Pony's Postgres Driver Grows Up

Pony has had a Postgres driver since 2023. It didn’t do much for most of those three years. That’s been changing over the last couple of months.

Where it was¶

ponylang/postgres shipped its 0.1.0 in February 2023. It implemented just enough of the Postgres wire protocol to authenticate with MD5 and run a few simple queries. Then it sat. I didn’t touch it for a couple years. I eventually landed 0.1.1 last year, and the 0.2.x line that followed was three dependency bumps with no functional changes.

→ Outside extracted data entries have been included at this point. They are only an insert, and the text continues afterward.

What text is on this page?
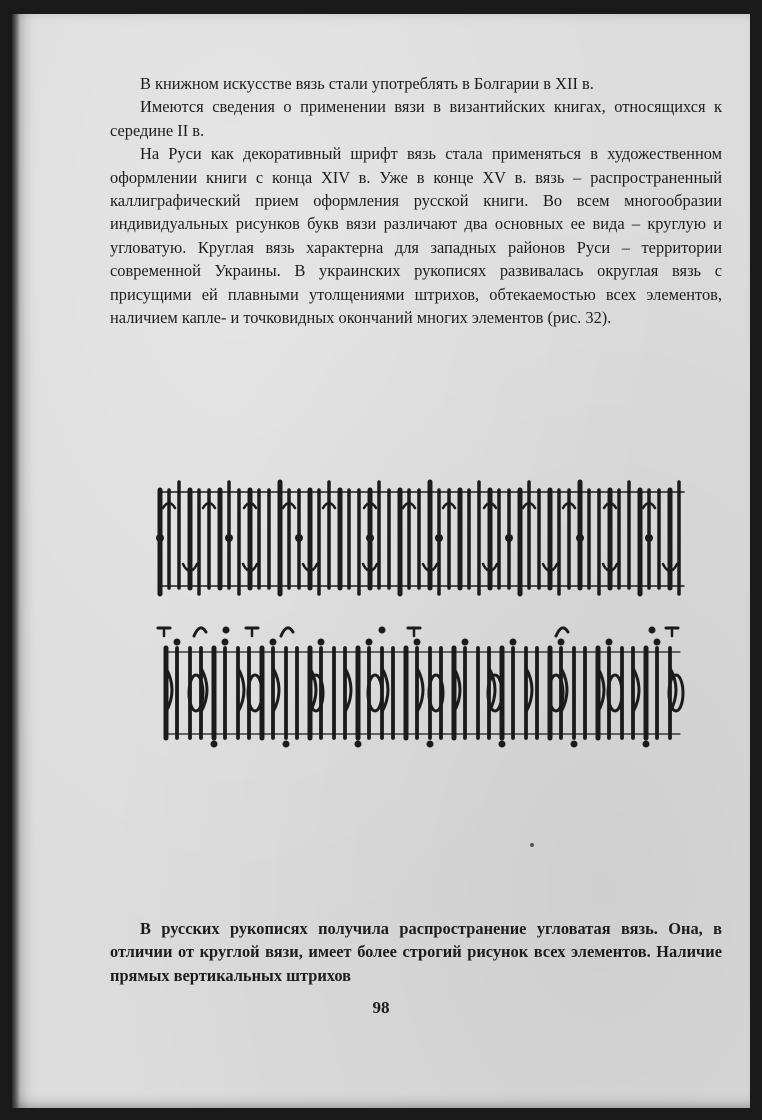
В книжном искусстве вязь стали употреблять в Болгарии в XII в.

Имеются сведения о применении вязи в византийских книгах, относящихся к середине II в.

На Руси как декоративный шрифт вязь стала применяться в художественном оформлении книги с конца XIV в. Уже в конце XV в. вязь – распространенный каллиграфический прием оформления русской книги. Во всем многообразии индивидуальных рисунков букв вязи различают два основных ее вида – круглую и угловатую. Круглая вязь характерна для западных районов Руси – территории современной Украины. В украинских рукописях развивалась округлая вязь с присущими ей плавными утолщениями штрихов, обтекаемостью всех элементов, наличием капле- и точковидных окончаний многих элементов (рис. 32).

В русских рукописях получила распространение угловатая вязь. Она, в отличии от круглой вязи, имеет более строгий рисунок всех элементов. Наличие прямых вертикальных штрихов

98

This week, I landed 0.3.0. The rest of this post is what came with it.

Why now¶

Last month I wrote about ponylang/lori, the networking foundation Pony’s web stack is being built on. ponylang/stallion gave us an HTTP server. ponylang/hobby put a web framework on top of Stallion. ponylang/json handles JSON parsing and serialization. Each one of those is a piece of the same project: making Pony a language you can write web services in without having to build half the stack yourself first.

A web stack without a database driver isn’t a web stack. It’s a one-legged dog trying to compete in a three-legged race. ponylang/postgres 0.3.0 is part of fixing that.

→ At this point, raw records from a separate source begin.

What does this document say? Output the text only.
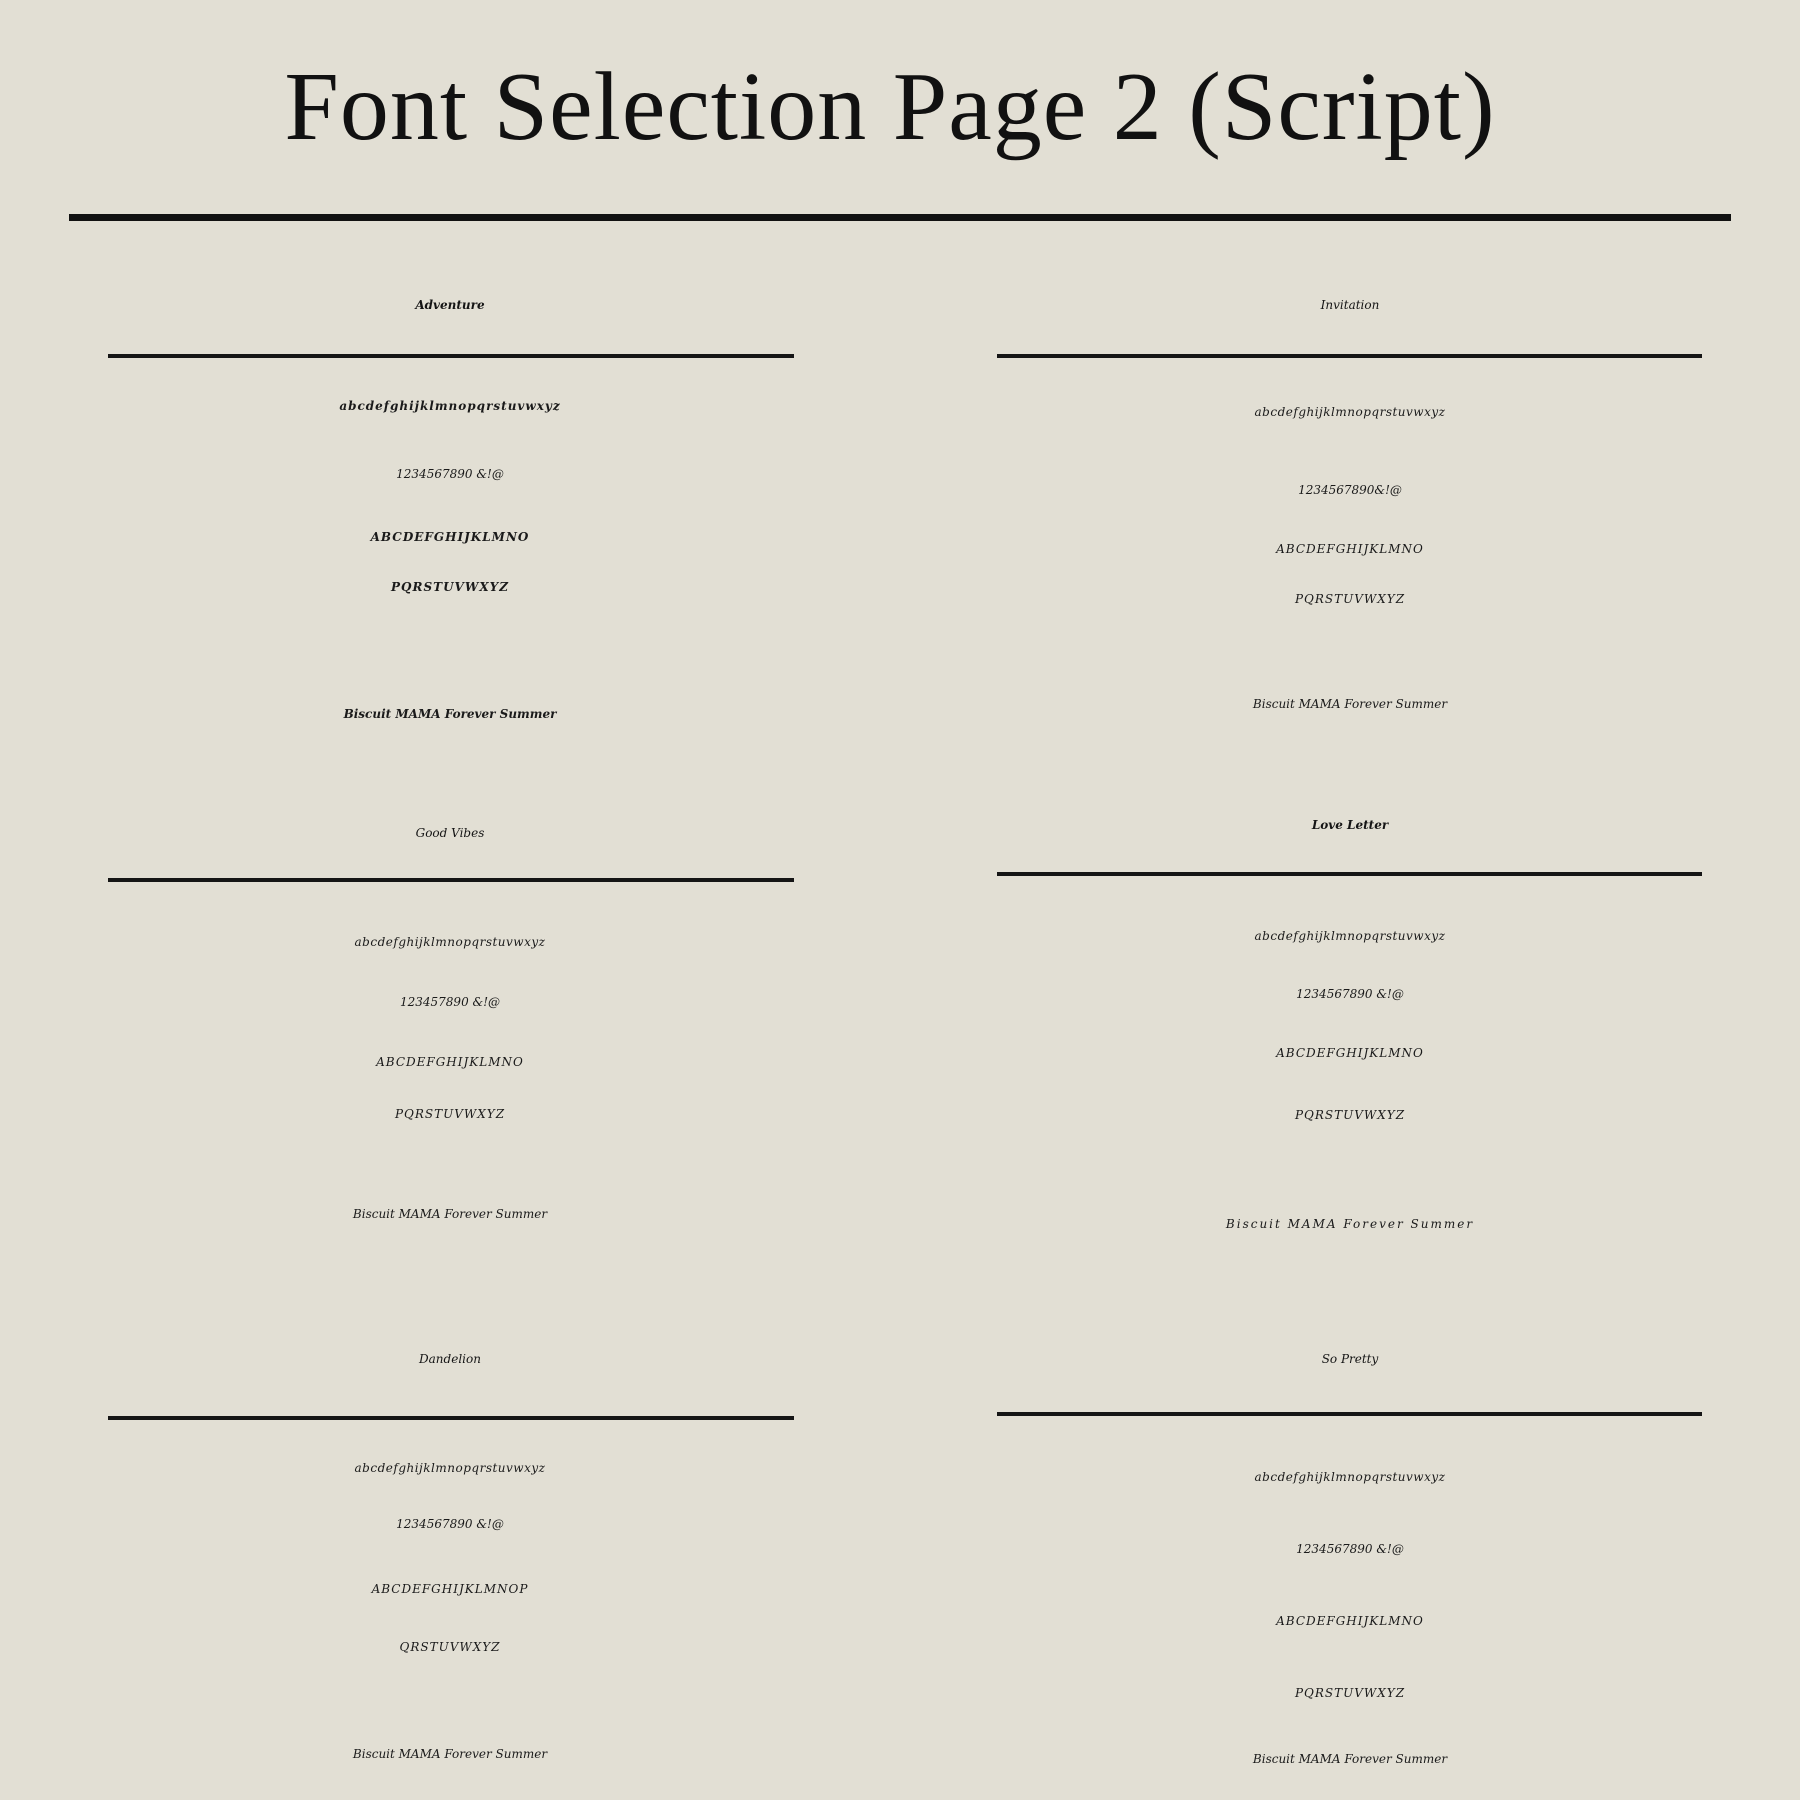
Font Selection Page 2 (Script)
Adventure
abcdefghijklmnopqrstuvwxyz
1234567890 &!@
ABCDEFGHIJKLMNO
PQRSTUVWXYZ
Biscuit MAMA Forever Summer
Invitation
abcdefghijklmnopqrstuvwxyz
1234567890&!@
ABCDEFGHIJKLMNO
PQRSTUVWXYZ
Biscuit MAMA Forever Summer
Good Vibes
abcdefghijklmnopqrstuvwxyz
123457890 &!@
ABCDEFGHIJKLMNO
PQRSTUVWXYZ
Biscuit MAMA Forever Summer
Love Letter
abcdefghijklmnopqrstuvwxyz
1234567890 &!@
ABCDEFGHIJKLMNO
PQRSTUVWXYZ
Biscuit MAMA Forever Summer
Dandelion
abcdefghijklmnopqrstuvwxyz
1234567890 &!@
ABCDEFGHIJKLMNOP
QRSTUVWXYZ
Biscuit MAMA Forever Summer
So Pretty
abcdefghijklmnopqrstuvwxyz
1234567890 &!@
ABCDEFGHIJKLMNO
PQRSTUVWXYZ
Biscuit MAMA Forever Summer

Most of 0.3.0 sits on ponylang/lori. Let me walk you through the driver.

Connecting to a real Postgres install¶

Auth is automatic. The driver handles SCRAM-SHA-256, MD5, and cleartext password, and picks whichever one the server asks for.

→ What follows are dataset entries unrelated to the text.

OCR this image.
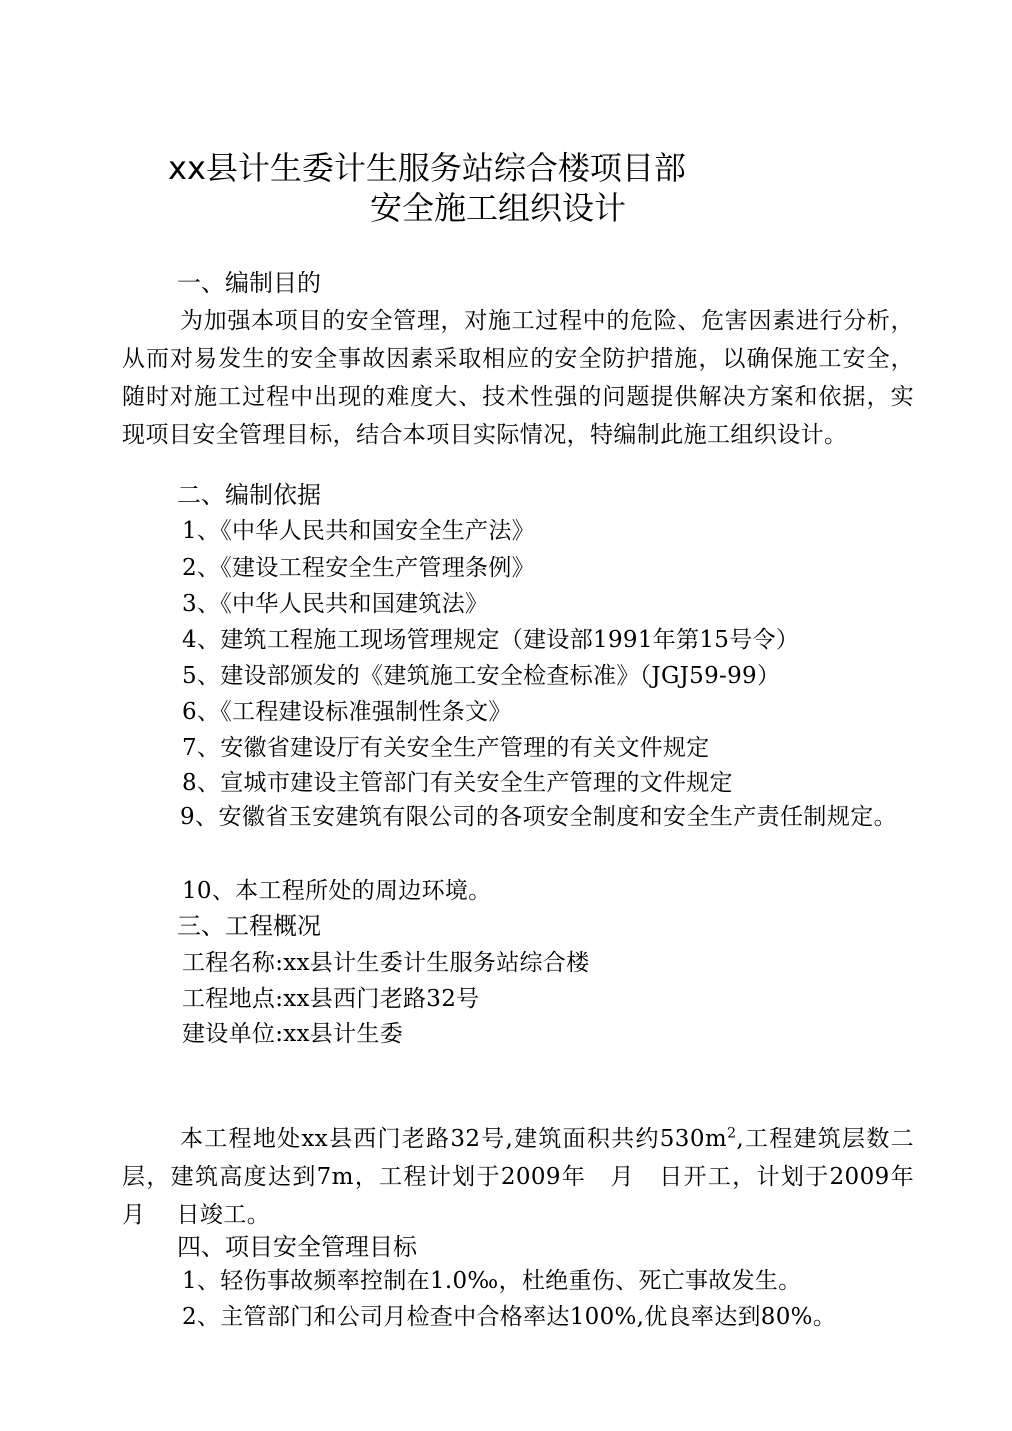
xx县计生委计生服务站综合楼项目部
安全施工组织设计
一、编制目的

为加强本项目的安全管理，对施工过程中的危险、危害因素进行分析，从而对易发生的安全事故因素采取相应的安全防护措施，以确保施工安全，随时对施工过程中出现的难度大、技术性强的问题提供解决方案和依据，实现项目安全管理目标，结合本项目实际情况，特编制此施工组织设计。

二、编制依据
1、《中华人民共和国安全生产法》
2、《建设工程安全生产管理条例》
3、《中华人民共和国建筑法》
4、建筑工程施工现场管理规定（建设部1991年第15号令）
5、建设部颁发的《建筑施工安全检查标准》（JGJ59-99）
6、《工程建设标准强制性条文》
7、安徽省建设厅有关安全生产管理的有关文件规定
8、宣城市建设主管部门有关安全生产管理的文件规定

9、安徽省玉安建筑有限公司的各项安全制度和安全生产责任制规定。

10、本工程所处的周边环境。
三、工程概况
工程名称:xx县计生委计生服务站综合楼
工程地点:xx县西门老路32号
建设单位:xx县计生委

本工程地处xx县西门老路32号,建筑面积共约$530m^2$,工程建筑层数二层，建筑高度达到7m，工程计划于2009年　月　日开工，计划于2009年　月　 日竣工。

四、项目安全管理目标
1、轻伤事故频率控制在1.0‰，杜绝重伤、死亡事故发生。
2、主管部门和公司月检查中合格率达100%,优良率达到80%。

Encryption is the part you pick. SSLDisabled is the default. SSLRequired demands encryption and fails if the server refuses. SSLPreferred tries SSL and falls back to plaintext if the server refuses it. Both encrypted modes use lori’s start_tls() for the mid-stream handshake the Postgres protocol requires.

Real queries¶

The simplest way to run a query is SimpleQuery: hand it a SQL string, get results back. That’s fine for ad-hoc queries and control statements like BEGIN. It’s not fine for anything that includes user input, because you’d be building the SQL with string concatenation and earning SQL injection as a reward.

PreparedQuery is how you bind values separately from the query text. You write the query with placeholders ($1, $2, and so on), hand the values in as a typed array, and the driver sends them across the wire in binary format. The server never sees a glued-together string:

let query = PreparedQuery("SELECT * FROM users WHERE id = $1",
  recover val [as FieldDataTypes: I32(42)] end)
session.execute(query, receiver)

If you’re running the same query a lot with different values, you don’t want the server parsing it from scratch every time. You want it parsed and planned once, then executed with different values. That’s a named prepared statement, and NamedPreparedQuery is how you use it. Hand the server a name and the query text via session.prepare(), then fire off executions by name for as long as you want. When you’re done, session.close_statement() cleans up the server-side state.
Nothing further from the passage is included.